While the complaint alleges that Richard Futtner, the president of Nutmeg, may have some personal claim against the fund separate from that of Nutmeg, he has not attempted to assert such a claim at any time in this action. Consequently, the judgment to the balance of the fund, after the claims of Northeast and John Ryan had been satisfied, shall be entered only in favor of the defendant Nutmeg Airways Corporation, as it was the sole payee on the insurance policy-
This ruling disposes of the plaintiff’s claim for interpleader. All that remains in this action is the counterclaim of the defendant Nutmeg Airways against the plaintiff for wrongfully withholding the settlement of the insurance policy. Royal School Laboratories, Inc. v. Town of Watertown, 358 F.2d 813, 815 (2d Cir. 1966). That claim will be set down for trial in the near future to put an end to this protracted litigation.
It is
So ordered.
. Nutmeg Airways Corporation is a Connecticut corporation; Northeast Helicopters, Inc. is a New York corporation; John Ryan is a citizen of New Jersey.
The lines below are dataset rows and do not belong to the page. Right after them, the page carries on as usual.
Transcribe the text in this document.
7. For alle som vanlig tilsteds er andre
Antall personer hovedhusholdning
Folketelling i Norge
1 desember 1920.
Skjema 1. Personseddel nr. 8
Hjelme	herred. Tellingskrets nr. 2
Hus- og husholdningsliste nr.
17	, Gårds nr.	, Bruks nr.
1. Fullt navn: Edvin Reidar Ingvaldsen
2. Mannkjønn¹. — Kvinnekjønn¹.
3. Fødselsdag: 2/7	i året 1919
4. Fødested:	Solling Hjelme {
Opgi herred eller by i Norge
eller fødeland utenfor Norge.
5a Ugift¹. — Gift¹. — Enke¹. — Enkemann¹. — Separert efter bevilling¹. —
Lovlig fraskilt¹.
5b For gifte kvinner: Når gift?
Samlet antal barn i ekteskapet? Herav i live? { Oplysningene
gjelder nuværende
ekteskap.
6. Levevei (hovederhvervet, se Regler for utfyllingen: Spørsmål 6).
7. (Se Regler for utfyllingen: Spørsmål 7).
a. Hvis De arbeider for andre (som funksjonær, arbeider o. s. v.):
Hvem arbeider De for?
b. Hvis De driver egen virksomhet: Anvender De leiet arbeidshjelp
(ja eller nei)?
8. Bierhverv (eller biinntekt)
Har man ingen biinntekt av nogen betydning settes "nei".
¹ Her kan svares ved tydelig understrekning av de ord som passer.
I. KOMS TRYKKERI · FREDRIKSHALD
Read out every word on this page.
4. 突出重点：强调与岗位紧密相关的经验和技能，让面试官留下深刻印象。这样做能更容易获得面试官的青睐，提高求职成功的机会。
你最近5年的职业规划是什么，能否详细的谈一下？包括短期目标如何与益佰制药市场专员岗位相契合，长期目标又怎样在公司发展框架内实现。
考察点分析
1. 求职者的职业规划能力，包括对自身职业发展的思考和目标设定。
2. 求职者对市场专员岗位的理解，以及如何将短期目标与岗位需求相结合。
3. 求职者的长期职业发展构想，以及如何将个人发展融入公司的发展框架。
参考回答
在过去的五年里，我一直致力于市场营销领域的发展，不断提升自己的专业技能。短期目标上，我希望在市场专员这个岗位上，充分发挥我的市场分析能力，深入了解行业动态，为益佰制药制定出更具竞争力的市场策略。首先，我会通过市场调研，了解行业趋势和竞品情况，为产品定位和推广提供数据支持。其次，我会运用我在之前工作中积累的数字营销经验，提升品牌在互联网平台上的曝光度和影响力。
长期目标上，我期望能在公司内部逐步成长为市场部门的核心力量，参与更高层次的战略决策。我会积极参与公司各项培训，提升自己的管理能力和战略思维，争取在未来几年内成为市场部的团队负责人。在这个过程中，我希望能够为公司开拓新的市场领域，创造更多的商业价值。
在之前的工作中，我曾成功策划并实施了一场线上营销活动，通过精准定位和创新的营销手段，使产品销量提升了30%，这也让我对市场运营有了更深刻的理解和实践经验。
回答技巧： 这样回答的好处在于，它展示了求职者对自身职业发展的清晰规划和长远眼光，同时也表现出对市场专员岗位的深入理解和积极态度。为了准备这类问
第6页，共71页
. Conn.Gen.Stat.Ann. § 52-278g (1975 Supp.) reads:
“A plaintiff who has secured a prejudgment remedy prior to May 30, 1973 may make a motion to the court in which such action is pending for a hearing as set forth in section 52-278d with notice thereof to the defendant or his attorney. If the court,*1257 upon consideration of the facts before it, finds that the plaintiff has shown probable cause to sustain the validity of his claim, such prejudgment remedy secured shall be effective from the date of such hearing and an order to that effect shall be issued by the court.”
. Conn.Gen.Stat.Ann. § 52-328 reads:
“No estate which has been attached shall be held to respond to the judgment obtained in the suit, either against the debtor or any other creditor, unless the judgment creditor takes out an execution and has it levied on the personal estate attached, or demand made on the garnishee in cases of foreign attachment, within sixty days after final judgment, or levied on the real estate attached, and the same appraised, and the execution and proceedings thereon recorded, within four months after such judgment; or, if such goods or estate is encumbered by any prior attachment, unless the execution is so levied within the respective times aforesaid after such encumbrance has been removed; except only in case of a foreign attachment against an executor, administrator or trustee in insolvency, upon whom demand shall be made within the times limited in sections 52-389, 52-390 and 52-391. In determining said periods within which the attaching creditor is so required to take out and levy execution, any time during which the issue or levy of an execution may be prevented or stayed by the pendency of a writ of error, or by an injunction or other legal stay of execution, shall be excluded from the computation.”
. In Burrows the court stated:
“Why make a demand, when the property had been forcibly taken away, and sold by the defendant, before any demand was necessary? The law never requires an unnecessary act to be done. The right of the plaintiff to recover, accrued, when the property was taken from him; nor could it be affected, by not having done an act, which, to say the least of it, would have been a useless one.”
3 Conn, at 435.
. “The case of Burrows v. Stoddard was never weighty as an authority; it was doubted by Church, J., in giving the opinion of the court in Gates v. Bushnell, 9 Conn. [530] 534, and Judge Peters, in the same case, p. 536, expressed himself with judicial emphasis, as ‘glad to see Burrows v. Stoddard shaken, and he thought it would not survive another concussion.’ We are not inclined to vindicate the doctrine of that case.”
. “In determining said periods within which the attaching creditor is so required to take out and levy execution, any time during which the issue or levy of an execution may be prevented or stayed by the pendency of a writ of error, or by an injunction or other legal stay of execution, shall be excluded from the computation.”
. Bradbury v. Wodjenski, 159 Conn. 366, 269 A.2d 271 (1970) is not contra. In that case the interpleader action was filed after the 60-day statutory period had already run.